Alternatively, with an agreed “co-med/arb” approach, the mediator and the arbitrator jointly conduct a fact-finding hearing, which is followed by a mediation without the arbitrator; if the mediation does not succeed to resolve all matters, the arbitrator takes over and rules on the issues.
Also recognised is “mediation and last offer arbitration”: if the mediation phase does not succeed, each party submits a best and last offer for the arbitrator to choose.
Flexibility
The flexibility of med/arb is not restricted to mediator/arbitrator identity, but extends also to the order of the processes involved. There is a recognised med/arb variant whereby the order of mediation and arbitration is reversed. The arbitration is heard, the arbitrator keeps his award confidential from the parties, who then mediate before him.
Further variations of this are where the parties agree that the mediator, if a different person, should also attend the arbitration before the parties mediate once the sealed award is made, or that a “shadow” mediation operates where a mediator monitors and is present at arbitral process and hearings, and remains available to mediate on any issue at any time.
It may be hard to see the attraction of some of these options to a simple market arbitration, but they do offer options to resolve multi-party, complex disputes, criss-crossing the market. They are, nonetheless, illustrative of the complete flexibility that the parties have to shape means of resolving disputes creatively if they have agreed not to litigate their issues through the courts but to choose arbitration instead.
With any of these options, the parties must have the utmost trust in a mediator’s abilities relevant
technical/market knowledge. However, there is a considerable mediator talent derived from the market, many of whom are also practising arbitrators, so the qualities needed to resolve market arbitrations in an adaptive way would exist.

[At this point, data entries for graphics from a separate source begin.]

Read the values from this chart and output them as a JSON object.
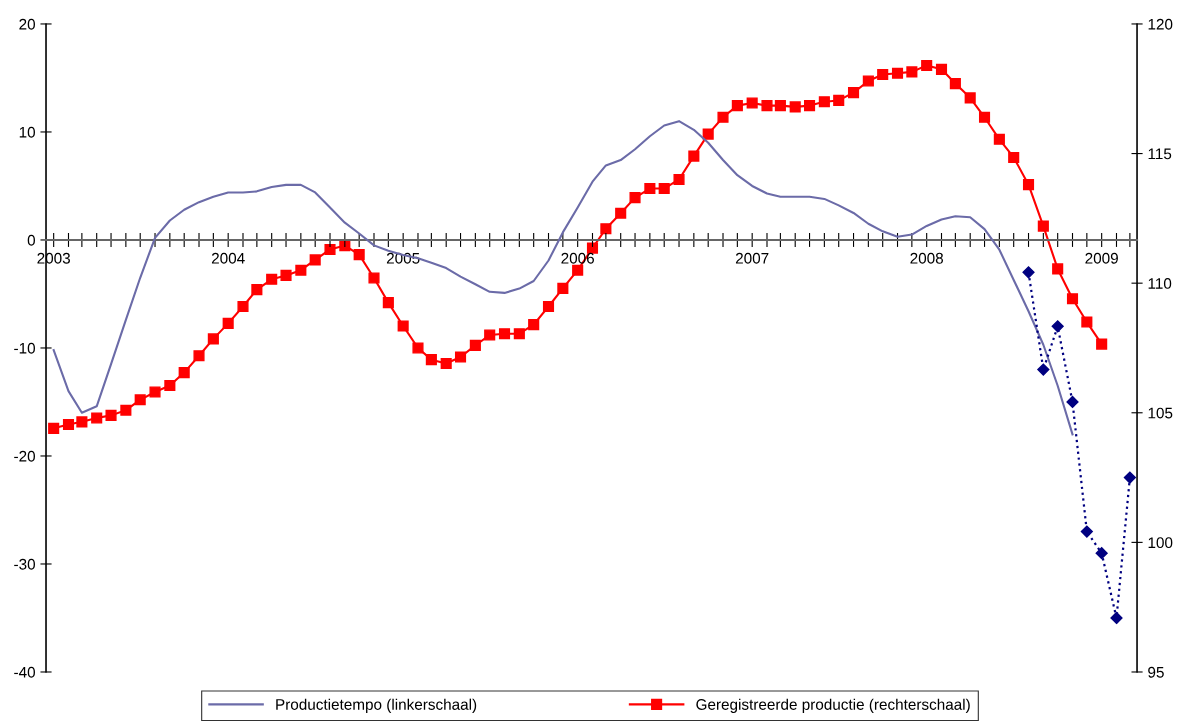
{
  "chart_data": {
    "type": "line",
    "x": [
      "2003-01",
      "2003-02",
      "2003-03",
      "2003-04",
      "2003-05",
      "2003-06",
      "2003-07",
      "2003-08",
      "2003-09",
      "2003-10",
      "2003-11",
      "2003-12",
      "2004-01",
      "2004-02",
      "2004-03",
      "2004-04",
      "2004-05",
      "2004-06",
      "2004-07",
      "2004-08",
      "2004-09",
      "2004-10",
      "2004-11",
      "2004-12",
      "2005-01",
      "2005-02",
      "2005-03",
      "2005-04",
      "2005-05",
      "2005-06",
      "2005-07",
      "2005-08",
      "2005-09",
      "2005-10",
      "2005-11",
      "2005-12",
      "2006-01",
      "2006-02",
      "2006-03",
      "2006-04",
      "2006-05",
      "2006-06",
      "2006-07",
      "2006-08",
      "2006-09",
      "2006-10",
      "2006-11",
      "2006-12",
      "2007-01",
      "2007-02",
      "2007-03",
      "2007-04",
      "2007-05",
      "2007-06",
      "2007-07",
      "2007-08",
      "2007-09",
      "2007-10",
      "2007-11",
      "2007-12",
      "2008-01",
      "2008-02",
      "2008-03",
      "2008-04",
      "2008-05",
      "2008-06",
      "2008-07",
      "2008-08",
      "2008-09",
      "2008-10",
      "2008-11",
      "2008-12",
      "2009-01"
    ],
    "series": [
      {
        "name": "Productietempo (linkerschaal)",
        "color": "#6b6ba8",
        "marker": "none",
        "line_style": "solid",
        "values": [
          -10.2,
          -14.0,
          -16.0,
          -15.4,
          -11.5,
          -7.4,
          -3.5,
          0.2,
          1.8,
          2.8,
          3.5,
          4.0,
          4.4,
          4.4,
          4.5,
          4.9,
          5.1,
          5.1,
          4.4,
          3.0,
          1.6,
          0.6,
          -0.5,
          -1.0,
          -1.4,
          -1.7,
          -2.1,
          -2.6,
          -3.4,
          -4.1,
          -4.8,
          -4.9,
          -4.5,
          -3.8,
          -1.9,
          0.7,
          3.0,
          5.4,
          6.9,
          7.4,
          8.4,
          9.6,
          10.6,
          11.0,
          10.2,
          9.0,
          7.4,
          6.0,
          5.0,
          4.3,
          4.0,
          4.0,
          4.0,
          3.8,
          3.2,
          2.5,
          1.5,
          0.8,
          0.3,
          0.5,
          1.3,
          1.9,
          2.2,
          2.1,
          1.0,
          -0.9,
          -3.7,
          -6.6,
          -9.7,
          -13.5,
          -18.0,
          null,
          null
        ]
      },
      {
        "name": "Geregistreerde productie (rechterschaal)",
        "color": "#ff0000",
        "marker": "square",
        "line_style": "solid",
        "axis": "y2",
        "values": [
          104.4,
          104.55,
          104.65,
          104.8,
          104.9,
          105.1,
          105.5,
          105.8,
          106.05,
          106.55,
          107.2,
          107.85,
          108.45,
          109.1,
          109.75,
          110.15,
          110.3,
          110.5,
          110.9,
          111.3,
          111.45,
          111.1,
          110.2,
          109.25,
          108.35,
          107.5,
          107.05,
          106.9,
          107.15,
          107.6,
          108.0,
          108.05,
          108.05,
          108.4,
          109.1,
          109.8,
          110.5,
          111.35,
          112.1,
          112.7,
          113.3,
          113.65,
          113.65,
          114.0,
          114.9,
          115.75,
          116.4,
          116.85,
          116.95,
          116.85,
          116.85,
          116.8,
          116.85,
          117.0,
          117.05,
          117.35,
          117.8,
          118.05,
          118.1,
          118.15,
          118.4,
          118.25,
          117.7,
          117.15,
          116.4,
          115.55,
          114.85,
          113.8,
          112.2,
          110.55,
          109.4,
          108.5,
          107.65
        ]
      },
      {
        "color": "#000080",
        "marker": "diamond",
        "line_style": "dotted",
        "x": [
          "2008-08",
          "2008-09",
          "2008-10",
          "2008-11",
          "2008-12",
          "2009-01",
          "2009-02",
          "2009-03"
        ],
        "values": [
          -3,
          -12,
          -8,
          -15,
          -27,
          -29,
          -35,
          -22
        ]
      }
    ],
    "xlim": [
      "2002-12-16",
      "2009-03-16"
    ],
    "xticks": [
      {
        "value": "2003-01",
        "label": "2003"
      },
      {
        "value": "2003-02",
        "label": null
      },
      {
        "value": "2003-03",
        "label": null
      },
      {
        "value": "2003-04",
        "label": null
      },
      {
        "value": "2003-05",
        "label": null
      },
      {
        "value": "2003-06",
        "label": null
      },
      {
        "value": "2003-07",
        "label": null
      },
      {
        "value": "2003-08",
        "label": null
      },
      {
        "value": "2003-09",
        "label": null
      },
      {
        "value": "2003-10",
        "label": null
      },
      {
        "value": "2003-11",
        "label": null
      },
      {
        "value": "2003-12",
        "label": null
      },
      {
        "value": "2004-01",
        "label": "2004"
      },
      {
        "value": "2004-02",
        "label": null
      },
      {
        "value": "2004-03",
        "label": null
      },
      {
        "value": "2004-04",
        "label": null
      },
      {
        "value": "2004-05",
        "label": null
      },
      {
        "value": "2004-06",
        "label": null
      },
      {
        "value": "2004-07",
        "label": null
      },
      {
        "value": "2004-08",
        "label": null
      },
      {
        "value": "2004-09",
        "label": null
      },
      {
        "value": "2004-10",
        "label": null
      },
      {
        "value": "2004-11",
        "label": null
      },
      {
        "value": "2004-12",
        "label": null
      },
      {
        "value": "2005-01",
        "label": "2005"
      },
      {
        "value": "2005-02",
        "label": null
      },
      {
        "value": "2005-03",
        "label": null
      },
      {
        "value": "2005-04",
        "label": null
      },
      {
        "value": "2005-05",
        "label": null
      },
      {
        "value": "2005-06",
        "label": null
      },
      {
        "value": "2005-07",
        "label": null
      },
      {
        "value": "2005-08",
        "label": null
      },
      {
        "value": "2005-09",
        "label": null
      },
      {
        "value": "2005-10",
        "label": null
      },
      {
        "value": "2005-11",
        "label": null
      },
      {
        "value": "2005-12",
        "label": null
      },
      {
        "value": "2006-01",
        "label": "2006"
      },
      {
        "value": "2006-02",
        "label": null
      },
      {
        "value": "2006-03",
        "label": null
      },
      {
        "value": "2006-04",
        "label": null
      },
      {
        "value": "2006-05",
        "label": null
      },
      {
        "value": "2006-06",
        "label": null
      },
      {
        "value": "2006-07",
        "label": null
      },
      {
        "value": "2006-08",
        "label": null
      },
      {
        "value": "2006-09",
        "label": null
      },
      {
        "value": "2006-10",
        "label": null
      },
      {
        "value": "2006-11",
        "label": null
      },
      {
        "value": "2006-12",
        "label": null
      },
      {
        "value": "2007-01",
        "label": "2007"
      },
      {
        "value": "2007-02",
        "label": null
      },
      {
        "value": "2007-03",
        "label": null
      },
      {
        "value": "2007-04",
        "label": null
      },
      {
        "value": "2007-05",
        "label": null
      },
      {
        "value": "2007-06",
        "label": null
      },
      {
        "value": "2007-07",
        "label": null
      },
      {
        "value": "2007-08",
        "label": null
      },
      {
        "value": "2007-09",
        "label": null
      },
      {
        "value": "2007-10",
        "label": null
      },
      {
        "value": "2007-11",
        "label": null
      },
      {
        "value": "2007-12",
        "label": null
      },
      {
        "value": "2008-01",
        "label": "2008"
      },
      {
        "value": "2008-02",
        "label": null
      },
      {
        "value": "2008-03",
        "label": null
      },
      {
        "value": "2008-04",
        "label": null
      },
      {
        "value": "2008-05",
        "label": null
      },
      {
        "value": "2008-06",
        "label": null
      },
      {
        "value": "2008-07",
        "label": null
      },
      {
        "value": "2008-08",
        "label": null
      },
      {
        "value": "2008-09",
        "label": null
      },
      {
        "value": "2008-10",
        "label": null
      },
      {
        "value": "2008-11",
        "label": null
      },
      {
        "value": "2008-12",
        "label": null
      },
      {
        "value": "2009-01",
        "label": "2009"
      },
      {
        "value": "2009-02",
        "label": null
      },
      {
        "value": "2009-03",
        "label": null
      }
    ],
    "ylim": [
      -40,
      20
    ],
    "yticks": [
      -40,
      -30,
      -20,
      -10,
      0,
      10,
      20
    ],
    "y2lim": [
      95,
      120
    ],
    "y2ticks": [
      95,
      100,
      105,
      110,
      115,
      120
    ],
    "grid": false,
    "legend": "bottom"
  }
}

Key though is that the parties must accept a “cards on the table approach”, meaning in practice that the parties’ key decision-makers, not the lawyers, must drive the process..
It means parties accepting that the mediator can exert more pressure on them, and of feeling the pressure of settlement more acutely because of the manner of the process, they are choosing to adopt. However, the carrot in an adaptive process is the increased likelihood of settlement and earlier settlement with associated significant cost savings and maximising the parties’ ability to preserve their ongoing business relationships.